Pazar, Ocak 28, 2007

Aşure



Aşure'nin pişirilmesiyle ilgili en ünlü efsane Nuh'un Gemisi hikayesidir. Tufan esnasında uzun süre azgın denizde kalan gemide, zamanla yiyecek sıkıntısı başlamıştır. Fırtına ve yağmur bir türlü dinmek bilmez. Açlıkla karşı karşıya kalan gemideki insanlar, ambara inerek ellerinde kalan malzemelerin hepsini karıştırıp pişirirler. Uzun sürede bu pişirdikleri yiyecekle idare ederler. O zaman bu yemeği yaptıklarında 40 çeşit malzemeden yapıldığı söylenir.

Muharrem ayının 10. günü aşure günü olarak bilinir. Aşure bereketin simgesidir. Aşure yapıldıktan sonra, ihtiyacı olanlara, komşulara, akrabalara dağıtılması paylaşmanın en güzel örneklerindendir.

Bu sene aşureyi ben yapacağım diye tutturdum.

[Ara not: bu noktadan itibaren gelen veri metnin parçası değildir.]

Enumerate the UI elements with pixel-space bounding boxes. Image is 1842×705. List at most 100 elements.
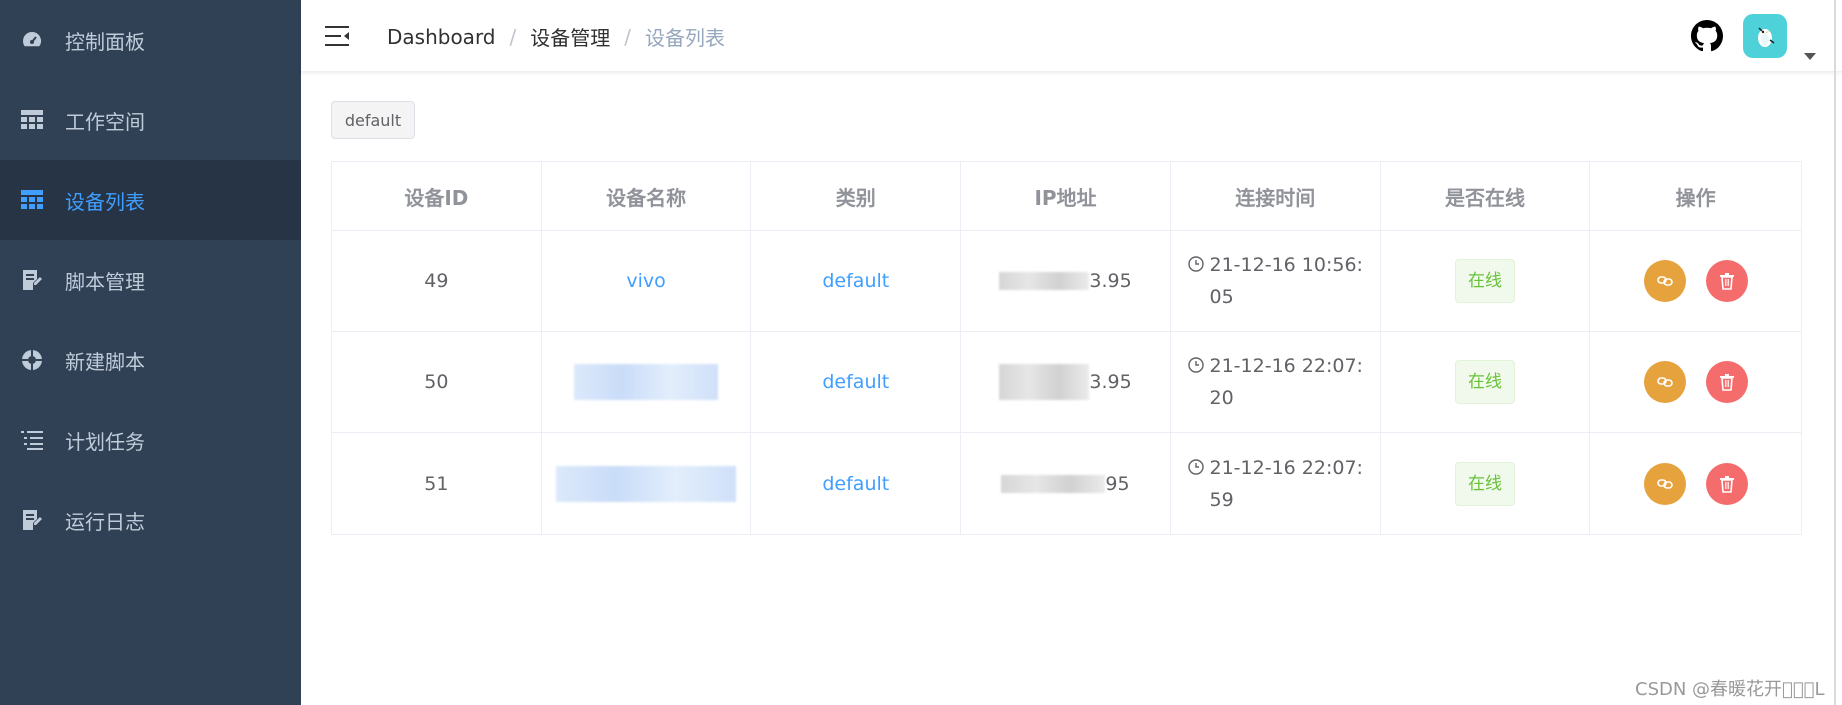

Annemin yardımıyla ilk defa aşure yaptım. Sabah erken saatlerden itibaren uğraştım ama değdi doğrusu.

Malzemeler;

2 su bardağı buğday
1,5 su bardağı nohut
1,5 su bardağı fasulye
1/2 su bardağı pirinç
5 su bardağı tozşeker
15 adet incir
20 adet kuru kayısı
1 su bardağı sarı üzüm
2 portakal kabuğu
Ceviz, fındık, badem
1 çay bardağı nişasta
2 kaşık un

Yapılışı:

1. Bir gece önceden ıslattığımız buğday, nohut ve fasulyeyi ayrı ayrı düdüklü tencerede haşlayalım. Pirincide ayrıca haşlayalım. Haşlandıktan sonra hepsini birbirine karıştıralım.

2. İncir, kayısı ve portakal kabuklarını küçük küçük doğrayalım. Kayısı ve üzümleri suya koyarak bekletelim.

3.Tüm malzemeleri büyük tencerede birbirine iyice karıştıralım. Eğer suyu az ise bir miktar su ekleyelim. Nişasta ve unu su ile iyice ezdikten sonra tencereye ekleyelim ve karıştırarak kaynatalım.

4. Aşure kaynayıp meyveler piştikten sonra şekerini ekleyerek bir taşım daha kaynatalım.

5. Üzerini ceviz, badem veya fındık ile süsleyelim.



Etiketler:

6 Comments:

Anonymous Adsız said...

Allah kabu etsin bende yarın yapacağım ama senin aşüreni görünce olsada yesem dedim ellerine sağlık

28 Ocak, 2007 22:03  
Blogger Tijen said...

ellerine saglik!
bizde asure yok bu sene ama geçen gün ilk asuremiz geldi bir komsumuzdan. galiba pekmezle yapmislar. bak benim de canim çekti asure yapmak. acaba az da olsa yapsam mi ki?
tijen

29 Ocak, 2007 18:10  
Anonymous Adsız said...

selam
bugünlerde gezmek biraz güzel oldu galiba
herkes aşure yapmış ve hepside birbirnden nefis tıpkı sizinkiler gibi ellerinize sağlık
sevgiler
http://buyuleyenmutfakkokusu.blogcu.com/

01 Şubat, 2007 21:17  
Blogger *Ra said...

Ebrucuğum merhabalar. Çok nefis görünüyor. Allah kabul etsin.
Ben de yapmayı planlıyorum hafta sonu. Bir şey sormak istiyordum. Portakal kabuğu koymak istiyorum fakat, önceden haşlayıp, acı suyunu dökmem mi gerekiyor. Sen tam olarak nasıl yaptın. Bilgi verirsen beni sevindirirsin canım.
Sevgilerimle...

02 Şubat, 2007 12:22  
Blogger SEDA said...

Ellerine sağlık Ebru, Allah kabul etsin...

seda
tarifname.blogspot.com

03 Şubat, 2007 18:59  
Blogger Ebruli Lezzetler said...

Hepinize aşuremden ikram etmek isterdim. Sizler ikram etmişim sayarsanız çok mutlu olurum. Güzel dilekleriniz için teşekkür ederim.

Sevgili Rabia, ben portakal kabuğunu haşlamadan ekledim. Sadece kabuğun içinde bulunan beyazlığı aldım.